Public land could provide path to pollinator health, industry says

WASHINGTON, Feb. 11, 2015 – While environmental groups are putting pressure on the EPA to rein in agricultural chemical companies on the production and use of neonicotinoids, agricultural entities are encouraging government agencies to work with beekeepers in providing access to federal- and state-owned land with healthy forage for pollinators.

Studies attribute bee losses to multiple factors, including loss of forage and nutrition, the varroa mite, as well as pesticide use. Jay Vroom, president of CropLife America, which represents several companies that produce crop protection products, including neonicotinoids, said EPA and USDA have increasingly focused on state management plans within the last few months.

“They’re trying to drive a lot of this into the hands of state officials and closer to farmers and beekeepers, where local conditions are taken into account,” he said. Attention on improving bee forage is increasing, Vroom says, adding that it’s “one of those categories that doesn’t require any government regulatory action.”

The Pollinator Partnership, which works with government and industry partners to deliver conservation, education, and research, promotes the Highways BEE Act, or H.R. 4790, introduced in Congress last year. The bill promotes conservation practices on 17 million acres of highway rights-of-way by encouraging state transportation departments to reduce mowing and plant for pollinators.

Tom Van Arsdall, spokesman for the Pollinator Partnership, anticipates the Highways BEE Act will be re-introduced in the next few weeks. 
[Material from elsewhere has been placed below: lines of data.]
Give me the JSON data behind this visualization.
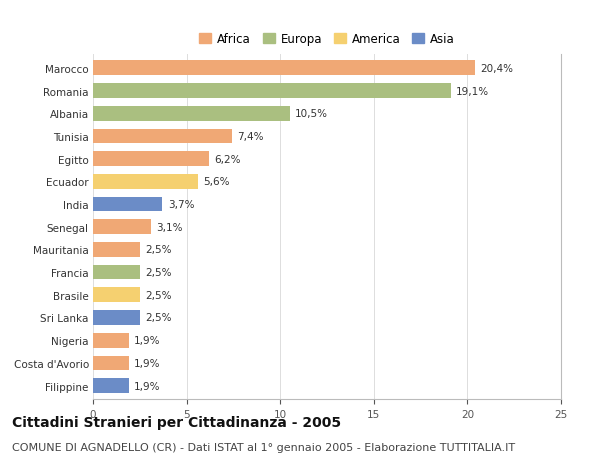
{
  "countries": [
    "Marocco",
    "Romania",
    "Albania",
    "Tunisia",
    "Egitto",
    "Ecuador",
    "India",
    "Senegal",
    "Mauritania",
    "Francia",
    "Brasile",
    "Sri Lanka",
    "Nigeria",
    "Costa d'Avorio",
    "Filippine"
  ],
  "values": [
    20.4,
    19.1,
    10.5,
    7.4,
    6.2,
    5.6,
    3.7,
    3.1,
    2.5,
    2.5,
    2.5,
    2.5,
    1.9,
    1.9,
    1.9
  ],
  "labels": [
    "20,4%",
    "19,1%",
    "10,5%",
    "7,4%",
    "6,2%",
    "5,6%",
    "3,7%",
    "3,1%",
    "2,5%",
    "2,5%",
    "2,5%",
    "2,5%",
    "1,9%",
    "1,9%",
    "1,9%"
  ],
  "continents": [
    "Africa",
    "Europa",
    "Europa",
    "Africa",
    "Africa",
    "America",
    "Asia",
    "Africa",
    "Africa",
    "Europa",
    "America",
    "Asia",
    "Africa",
    "Africa",
    "Asia"
  ],
  "continent_colors": {
    "Africa": "#F0A875",
    "Europa": "#AABF80",
    "America": "#F5D070",
    "Asia": "#6B8CC7"
  },
  "legend_order": [
    "Africa",
    "Europa",
    "America",
    "Asia"
  ],
  "xlim": [
    0,
    25
  ],
  "xticks": [
    0,
    5,
    10,
    15,
    20,
    25
  ],
  "title": "Cittadini Stranieri per Cittadinanza - 2005",
  "subtitle": "COMUNE DI AGNADELLO (CR) - Dati ISTAT al 1° gennaio 2005 - Elaborazione TUTTITALIA.IT",
  "bg_color": "#FFFFFF",
  "bar_height": 0.65,
  "title_fontsize": 10,
  "subtitle_fontsize": 8,
  "label_fontsize": 7.5,
  "tick_fontsize": 7.5,
  "legend_fontsize": 8.5
}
While efforts to improve forage along highways is widely supported, there can be unintended consequences of planting certain forage mixtures. Vroom said some plants in roadside ditches might inadvertently attract deer and increase auto collisions. “They can attract more deer than bees,” he said.

Don Parker, the National Cotton Council's manager of Integrated Pest Management, said this illustrates that there are no simple solutions. “It may sound simple that we need forage and habitat, but we have to keep in mind that it does impact other things,” he said.

Van Arsdall said there have been a smattering of projects and initiatives focused on increasing health forage for pollinators, but so far there is no centralized effort.

For example, the Pollinator Partnership promotes an initiative sponsored by Burt’s Bees, called the Bee Buffer Project, and is looking for farmers and ranchers to dedicate a piece of land a quarter acre to three acres in size and plant it with the U.S. Bee Buffer seed mix. “The lack of dedicated foraging habitat puts stress on honey bees and the cropping systems the bees pollinate,” according to the project site. The project is concentrating on areas in California and North Carolina.

Additionally, Project Apis m (PAm), a non-profit organization run by beekeepers with a goal to fund and direct research to enhance the “health and vitality of honey bee colonies while improving crop production,” encouraged almond growers to use PAm seed mixes developed to provide floral diversity before and after almond bloom in California. 

With proper nutrition, bees can fend off pests and parasites and cope with pesticides and transportation stress,” states PAm, which has established acreage, seed mixes, seed suppliers, and planting regimes. Nearly 1.7 million bee colonies will be brought to California in February and March to pollinate the 2015 almond crop.  

In June, President Barack Obama established the Pollinator Health Task Force, co-chaired by the Secretary of Agriculture and the Administrator of the Environmental Protection Agency. The task force is charged with developing a National Pollinator Strategy, which is expected to be released at the end of February.

Parker, of the National Cotton Council, said he hopes the presidential task force will provide access to federal lands that have improved pollinator forage.  In NCC’s comments to the task force, the group called for an evaluation of the federal government’s land resources and the improvement of bee habitat in those areas. For example, he said the Bureau of Land Management could provide beekeepers access to land that is surrounded by areas of minimum pesticide use. 

The National Association of State Departments of Agriculture submitted official comments to the task force in November, encouraging it “to support and recommend a state-driven approach to develop and implement solutions through a public-private partnership.”